Let’s not forget, this time last year when those “Stay Mad Abby” memes were floating around, Antonin Scalia had used his seat on the Supreme Court to float the flimsy theory that Black students had a harder time competing at Predominately White Institutions.  In fact, it was Scalia who said;

“There are – there are those who contend that it does not benefit African Americans to ­­ to get them into the University of Texas where they do not do well, as opposed to having them go to a less­-advanced school, a less – a slower-track school where they do well…. One of – one of the briefs pointed out that – that most of the – most of the black scientists in this country don’t come from schools like the University of Texas.

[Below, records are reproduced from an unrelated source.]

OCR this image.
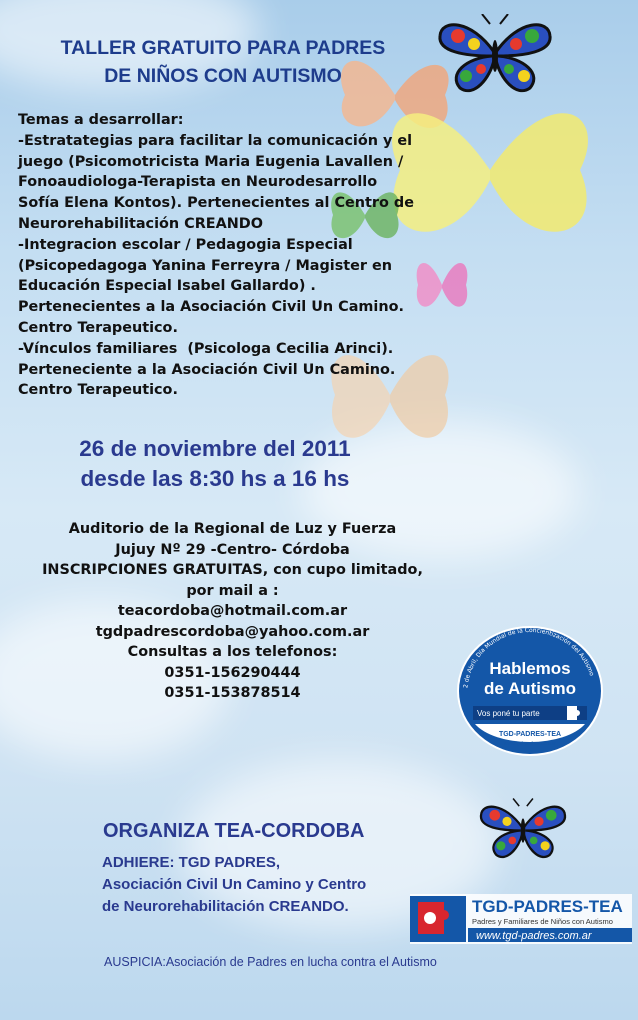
TALLER GRATUITO PARA PADRES
DE NIÑOS CON AUTISMO
Temas a desarrollar:
-Estratategias para facilitar la comunicación y el
juego (Psicomotricista Maria Eugenia Lavallen /
Fonoaudiologa-Terapista en Neurodesarrollo
Sofía Elena Kontos). Pertenecientes al Centro de
Neurorehabilitación CREANDO
-Integracion escolar / Pedagogia Especial
(Psicopedagoga Yanina Ferreyra / Magister en
Educación Especial Isabel Gallardo) .
Pertenecientes a la Asociación Civil Un Camino.
Centro Terapeutico.
-Vínculos familiares  (Psicologa Cecilia Arinci).
Perteneciente a la Asociación Civil Un Camino.
Centro Terapeutico.
26 de noviembre del 2011
desde las 8:30 hs a 16 hs
Auditorio de la Regional de Luz y Fuerza
Jujuy Nº 29 -Centro- Córdoba
INSCRIPCIONES GRATUITAS, con cupo limitado,
por mail a :
teacordoba@hotmail.com.ar
tgdpadrescordoba@yahoo.com.ar
Consultas a los telefonos:
0351-156290444
0351-153878514	2 de Abril, Día Mundial de la Concientización del Autismo
Hablemos
de Autismo
Vos poné tu parte
TGD-PADRES-TEA
www.tgd-padres.com.ar
ORGANIZA TEA-CORDOBA
ADHIERE: TGD PADRES,
Asociación Civil Un Camino y Centro
de Neurorehabilitación CREANDO.	TGD-PADRES-TEA
Padres y Familiares de Niños con Autismo
www.tgd-padres.com.ar
AUSPICIA:Asociación de Padres en lucha contra el Autismo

They come from lesser schools where they do not feel that they’re – that they’re being pushed ahead in – in classes that are too ­­ too fast for them.”

Knowing what we know about Sec. DeVos’s adherence to orthodoxy over experience, knowing what we know about how some conservatives view Black student performance and equal access, and knowing that Steve Bannon is still pulling the strings in the White House, it’s not so far-fetched to believe that this embrace of HBCUs isn’t based on a commitment to their cultural contributions.  It’s about reestablishing a system of Black schools for Blacks and pushing segregation in higher education as a means of providing “choice.”

Why force the University of Texas to commit itself to a diverse student population and, according to some, “lower their standards,” when they can just offer Texas Southern or another HBCU as a more equitable “choice”?

Which leads me to my broader thesis about my daughters attending an HBCU.

Let me say this now, if and when my girls decide on where they want to go to school, I will support whatever decision they make.  If they want to go to the University of Illinois or if they want to go to Spelman or if they want to go to Johnson & Wales.  It’s going to be on them to do the work and get the grades to open the doors to opportunity and lead them in whichever way they may go.

I want them to have choices.

I want them to have options.

I want them to be able to go where they think is best for them.

What I don’t want is for them to be compelled to attend an HBCU because they are barred from attending school someplace else.  Like I said, my parents and grandparents are HBCU grads and that’s largely because of the era in which they attended school.

I had the option to pick where I wanted to go and I decided on a HBCU.  I wasn’t forced and I didn’t settle.  I want my girls to go to Hampton or FAMU because THEY see themselves there, not because someone else sees them there.

So when the Trump Administration starts to embrace HBCUs, I get suspicious because I worry that the end result is going to mean more choice with less access, more options with less opportunities, and the return to a time when we supported HBCUs out of necessity over pride.

Oh, and for the record, my kids can attend any HBCU they want that isn’t Howard for undergrad.  The Morehouse Man in me just can’t let that happen.